Les gendarmes se sont déployés ce 3 juin autour des écoles de l'est de l'Hérault suite à des publications, sur les réseaux sociaux, de photos d'une arme accompagnées d'un message menaçant. Indentifié, l'auteur des photos a été interpellé chez lui, à Baillargues ,où une arme factice a été saisie.

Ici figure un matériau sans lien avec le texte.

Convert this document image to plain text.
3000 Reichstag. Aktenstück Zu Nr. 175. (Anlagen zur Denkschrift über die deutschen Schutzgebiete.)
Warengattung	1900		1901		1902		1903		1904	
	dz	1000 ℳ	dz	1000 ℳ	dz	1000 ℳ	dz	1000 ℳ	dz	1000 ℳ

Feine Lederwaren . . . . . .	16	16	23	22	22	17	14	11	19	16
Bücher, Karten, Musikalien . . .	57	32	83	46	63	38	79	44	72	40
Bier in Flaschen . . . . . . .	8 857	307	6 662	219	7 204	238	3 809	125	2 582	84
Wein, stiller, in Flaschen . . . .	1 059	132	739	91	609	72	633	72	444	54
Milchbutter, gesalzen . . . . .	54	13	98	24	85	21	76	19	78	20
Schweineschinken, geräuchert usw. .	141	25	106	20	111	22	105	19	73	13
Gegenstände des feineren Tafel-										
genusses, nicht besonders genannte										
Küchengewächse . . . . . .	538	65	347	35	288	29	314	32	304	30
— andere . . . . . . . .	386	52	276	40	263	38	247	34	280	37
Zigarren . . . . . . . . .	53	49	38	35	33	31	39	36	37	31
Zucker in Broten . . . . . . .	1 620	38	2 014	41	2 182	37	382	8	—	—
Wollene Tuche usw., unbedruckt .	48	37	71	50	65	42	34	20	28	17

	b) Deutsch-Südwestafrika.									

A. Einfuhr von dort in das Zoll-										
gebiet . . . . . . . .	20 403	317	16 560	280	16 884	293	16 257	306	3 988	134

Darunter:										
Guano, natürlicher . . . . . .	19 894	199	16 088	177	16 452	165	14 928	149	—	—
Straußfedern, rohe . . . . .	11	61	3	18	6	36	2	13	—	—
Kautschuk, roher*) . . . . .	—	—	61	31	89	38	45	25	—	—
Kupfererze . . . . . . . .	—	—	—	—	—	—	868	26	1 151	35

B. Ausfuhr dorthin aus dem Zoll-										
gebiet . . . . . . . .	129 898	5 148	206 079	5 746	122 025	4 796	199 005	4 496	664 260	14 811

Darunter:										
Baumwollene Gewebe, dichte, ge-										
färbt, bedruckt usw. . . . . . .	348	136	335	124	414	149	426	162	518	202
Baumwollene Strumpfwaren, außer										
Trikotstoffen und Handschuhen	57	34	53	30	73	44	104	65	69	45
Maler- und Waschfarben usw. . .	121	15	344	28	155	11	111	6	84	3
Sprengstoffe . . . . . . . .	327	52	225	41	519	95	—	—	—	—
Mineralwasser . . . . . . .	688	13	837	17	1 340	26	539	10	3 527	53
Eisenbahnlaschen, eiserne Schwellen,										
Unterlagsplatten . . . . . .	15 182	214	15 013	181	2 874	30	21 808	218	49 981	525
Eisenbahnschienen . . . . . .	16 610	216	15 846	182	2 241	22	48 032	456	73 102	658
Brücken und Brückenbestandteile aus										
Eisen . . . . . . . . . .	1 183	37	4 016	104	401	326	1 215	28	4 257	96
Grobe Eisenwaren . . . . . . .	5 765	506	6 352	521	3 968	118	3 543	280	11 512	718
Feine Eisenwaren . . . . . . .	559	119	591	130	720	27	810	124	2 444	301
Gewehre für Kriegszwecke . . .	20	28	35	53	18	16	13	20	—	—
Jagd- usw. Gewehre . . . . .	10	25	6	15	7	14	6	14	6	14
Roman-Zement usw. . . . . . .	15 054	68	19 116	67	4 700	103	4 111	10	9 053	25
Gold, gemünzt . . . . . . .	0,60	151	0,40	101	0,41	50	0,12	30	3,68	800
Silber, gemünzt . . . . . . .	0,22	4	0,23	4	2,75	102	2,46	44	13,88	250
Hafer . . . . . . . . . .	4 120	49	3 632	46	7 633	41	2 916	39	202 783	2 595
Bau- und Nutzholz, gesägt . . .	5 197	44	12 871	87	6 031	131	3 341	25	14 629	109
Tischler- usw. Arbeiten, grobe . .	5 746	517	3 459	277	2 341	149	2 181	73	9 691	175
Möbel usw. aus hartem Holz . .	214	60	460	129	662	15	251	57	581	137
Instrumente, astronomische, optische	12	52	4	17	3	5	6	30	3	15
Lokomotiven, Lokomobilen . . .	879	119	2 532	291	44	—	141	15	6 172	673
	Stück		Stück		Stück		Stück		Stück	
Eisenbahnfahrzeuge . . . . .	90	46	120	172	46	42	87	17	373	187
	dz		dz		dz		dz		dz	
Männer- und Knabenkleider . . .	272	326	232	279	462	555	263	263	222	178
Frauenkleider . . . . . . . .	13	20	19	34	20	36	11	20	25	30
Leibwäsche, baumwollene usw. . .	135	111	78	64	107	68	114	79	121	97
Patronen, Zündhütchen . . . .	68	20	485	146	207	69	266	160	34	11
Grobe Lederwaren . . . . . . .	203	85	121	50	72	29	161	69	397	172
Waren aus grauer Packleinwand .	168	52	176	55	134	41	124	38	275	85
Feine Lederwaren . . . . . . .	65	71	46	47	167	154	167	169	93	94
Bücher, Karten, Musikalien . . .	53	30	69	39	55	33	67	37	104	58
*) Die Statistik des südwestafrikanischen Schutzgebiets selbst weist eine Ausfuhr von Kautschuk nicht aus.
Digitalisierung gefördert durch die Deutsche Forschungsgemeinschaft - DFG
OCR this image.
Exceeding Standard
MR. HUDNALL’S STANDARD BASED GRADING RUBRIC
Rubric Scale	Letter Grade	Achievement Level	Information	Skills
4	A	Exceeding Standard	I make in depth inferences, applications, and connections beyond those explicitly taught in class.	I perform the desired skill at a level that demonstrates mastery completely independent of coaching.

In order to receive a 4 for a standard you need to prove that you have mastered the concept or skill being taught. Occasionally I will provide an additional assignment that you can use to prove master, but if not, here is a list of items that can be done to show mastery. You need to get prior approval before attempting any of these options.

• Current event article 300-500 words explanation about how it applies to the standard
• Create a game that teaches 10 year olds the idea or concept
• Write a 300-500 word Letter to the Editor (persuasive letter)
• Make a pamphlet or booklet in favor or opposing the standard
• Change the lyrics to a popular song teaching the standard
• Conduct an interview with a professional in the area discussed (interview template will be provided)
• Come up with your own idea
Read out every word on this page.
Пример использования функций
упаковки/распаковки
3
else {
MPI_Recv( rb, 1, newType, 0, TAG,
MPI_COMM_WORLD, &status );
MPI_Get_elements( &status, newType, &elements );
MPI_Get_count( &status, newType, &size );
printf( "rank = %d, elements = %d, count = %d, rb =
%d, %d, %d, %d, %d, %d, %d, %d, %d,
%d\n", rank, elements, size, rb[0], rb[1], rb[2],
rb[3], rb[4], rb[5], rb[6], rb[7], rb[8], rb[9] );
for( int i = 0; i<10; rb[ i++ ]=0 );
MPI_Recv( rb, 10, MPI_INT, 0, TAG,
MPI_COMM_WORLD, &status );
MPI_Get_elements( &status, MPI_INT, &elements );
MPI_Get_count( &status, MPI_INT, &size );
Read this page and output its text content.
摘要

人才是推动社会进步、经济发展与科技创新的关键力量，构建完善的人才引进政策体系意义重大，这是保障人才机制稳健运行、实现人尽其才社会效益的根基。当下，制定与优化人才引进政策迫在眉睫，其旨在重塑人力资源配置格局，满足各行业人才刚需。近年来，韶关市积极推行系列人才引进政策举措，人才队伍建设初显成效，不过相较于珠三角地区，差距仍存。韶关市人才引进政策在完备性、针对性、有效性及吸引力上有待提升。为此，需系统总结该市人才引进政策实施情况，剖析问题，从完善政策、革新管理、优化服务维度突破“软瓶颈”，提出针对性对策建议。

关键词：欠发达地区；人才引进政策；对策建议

Un dispositif policier a été déployé à l'entrée du grouep scolaire Albert-Dubout à Saint-Aulnès (Hérault) ce 3 juin 2021.
Un dispositif policier a été déployé à l'entrée du grouep scolaire Albert-Dubout à Saint-Aulnès (Hérault) ce 3 juin 2021. © Olivier Le Creurer / France télévisions

Ce 3 juin, un impressionnant dispositif de gendarmes et policiers s'est déployé à l'entrée des écoles de l'est de l'Hérault, entre Montpellier et Lunel. La raison ? Les forces de l'ordre ont été alertées par un signalement Pharos concernant une publication inquiétante sur le réseau social Snapchat : celle-ci comportait deux photos d'"une arme d'épaule", accompagnées d'un "message menaçant" rapporte un officier de la compagnie de gendarmerie de Lunel. "On a tout suite pris ça au sérieux," ajoute-t-il.

L'auteur de la photo menaçante est rapidement identifié, ainsi que son adresse à Baillargues. L'information déclenche immédiatement le déploiement des forces de l'ordre dans les établissements des communes avoisinantes. Les enfants sont mis en sécurité puis évacués par les parents d'élèves appelés en urgence.

Une arme factice

Vers 16h30, le peloton de surveillance et d'intervention gendarmerie (PSIG Sabre) de Lunel intervient au domicile du suspect et l'interpelle. Selon des témoins sur place, l'opération aurait duré une quarantaine de minutes. Au cours de celle-ci, le fusil-mitrailleur exhibé sur Snapchat est trouvé par les gendarmes : de type airsoft, il s'agirait d'une arme factice.

L'homme, âgé entre 25 et 35 ans, a été placé en garde à vue. Une enquête a été ouverte. Pourrait-il s'agir d'un canular ? "Le parquet décidera des suites judiciaires " conclut l'officier de gendarmerie.